Three surgical procedures are currently used in the treatment of hip dysplasia. In young patients with minimal evidence of arthritis, a stabilizing reconstruction of the hip joint is recommended. This involves reconstructing the joint congruency and stopping the subluxation and laxity that lead to severe arthritis. This technique is called a triple pelvic osteotomy. It has been established as a reliable mode of treatment in cases which meet the case selection criteria.
Once the patient (usually adult) has radiographic evidence of degenerative arthritis, it is no longer a candidate for a triple pelvic osteotomy. Over time, many of these dogs will become less responsive to analgesic medications and surgical therapy should be considered. There are two procedures available.
1) Removal of the femoral head and neck (excision arthroplasty, femoral head ostectomy, FHO).
2) Total hip replacement.
Femoral head excision works well for dogs under thirty pounds and those with unilateral dysplasia. It is less satisfactory for dogs over fifty pounds, particularly when performed bilaterally.
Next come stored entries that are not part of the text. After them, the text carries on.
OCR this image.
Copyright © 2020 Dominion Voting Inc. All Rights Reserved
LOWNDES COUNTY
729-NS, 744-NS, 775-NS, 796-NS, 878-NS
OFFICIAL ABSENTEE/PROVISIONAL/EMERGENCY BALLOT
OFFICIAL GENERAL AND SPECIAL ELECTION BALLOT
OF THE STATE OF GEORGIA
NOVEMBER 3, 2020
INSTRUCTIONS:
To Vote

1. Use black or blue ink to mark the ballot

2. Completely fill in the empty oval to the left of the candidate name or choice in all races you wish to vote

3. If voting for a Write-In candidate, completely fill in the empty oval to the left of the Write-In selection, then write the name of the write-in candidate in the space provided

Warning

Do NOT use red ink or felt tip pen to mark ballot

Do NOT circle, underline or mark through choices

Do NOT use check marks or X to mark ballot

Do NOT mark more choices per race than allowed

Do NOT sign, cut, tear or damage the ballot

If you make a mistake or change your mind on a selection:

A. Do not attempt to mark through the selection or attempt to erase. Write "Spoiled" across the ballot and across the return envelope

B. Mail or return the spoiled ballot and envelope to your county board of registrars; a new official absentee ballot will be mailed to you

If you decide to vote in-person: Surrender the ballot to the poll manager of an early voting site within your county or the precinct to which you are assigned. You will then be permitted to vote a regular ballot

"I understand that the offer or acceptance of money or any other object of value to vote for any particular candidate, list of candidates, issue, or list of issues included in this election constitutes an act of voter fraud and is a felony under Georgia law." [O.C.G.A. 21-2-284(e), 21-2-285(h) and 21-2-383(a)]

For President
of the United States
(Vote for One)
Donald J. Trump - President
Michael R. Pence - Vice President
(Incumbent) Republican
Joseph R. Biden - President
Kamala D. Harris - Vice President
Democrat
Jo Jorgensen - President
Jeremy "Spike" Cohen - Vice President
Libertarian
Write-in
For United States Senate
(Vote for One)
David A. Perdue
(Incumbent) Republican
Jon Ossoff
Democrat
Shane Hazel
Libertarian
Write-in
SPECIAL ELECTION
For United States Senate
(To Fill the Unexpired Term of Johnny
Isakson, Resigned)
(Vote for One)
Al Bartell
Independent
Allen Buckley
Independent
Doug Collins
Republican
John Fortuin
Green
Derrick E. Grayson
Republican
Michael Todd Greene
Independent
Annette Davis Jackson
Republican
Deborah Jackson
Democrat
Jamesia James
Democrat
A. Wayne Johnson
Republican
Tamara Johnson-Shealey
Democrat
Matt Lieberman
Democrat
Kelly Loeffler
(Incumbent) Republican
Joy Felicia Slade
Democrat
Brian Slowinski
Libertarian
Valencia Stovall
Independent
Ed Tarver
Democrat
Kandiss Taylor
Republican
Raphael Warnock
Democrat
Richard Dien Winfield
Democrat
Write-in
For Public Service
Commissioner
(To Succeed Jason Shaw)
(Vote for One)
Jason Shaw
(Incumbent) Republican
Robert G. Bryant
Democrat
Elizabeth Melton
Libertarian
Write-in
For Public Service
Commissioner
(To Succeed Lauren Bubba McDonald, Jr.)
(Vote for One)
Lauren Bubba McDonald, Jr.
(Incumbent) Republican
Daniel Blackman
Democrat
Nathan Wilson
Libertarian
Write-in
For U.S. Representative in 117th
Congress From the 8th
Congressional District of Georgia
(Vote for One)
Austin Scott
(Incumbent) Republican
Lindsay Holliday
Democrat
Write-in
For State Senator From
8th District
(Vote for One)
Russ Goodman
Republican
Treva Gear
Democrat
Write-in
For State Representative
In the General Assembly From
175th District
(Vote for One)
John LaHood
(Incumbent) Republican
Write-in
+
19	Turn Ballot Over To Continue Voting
This is a salvage procedure for those owners who cannot afford the cost of a total hip replacement but need an alternative to constant medication and debilitating pain.
Introduced in 1976, the total hip replacement has become the only treatment available that provides normal hip joint function once advanced arthritis is present. With this technique, the femoral head and neck are replaced with a cobalt chrome or titanium component and the acetabulum is replaced with a plastic cup prosthesis. A five year followup study of 221 total hip replacements revealed an overall success rate of 91%. Total hip replacement can be done on both hips although many dogs (80-90%) do very well with one side replaced.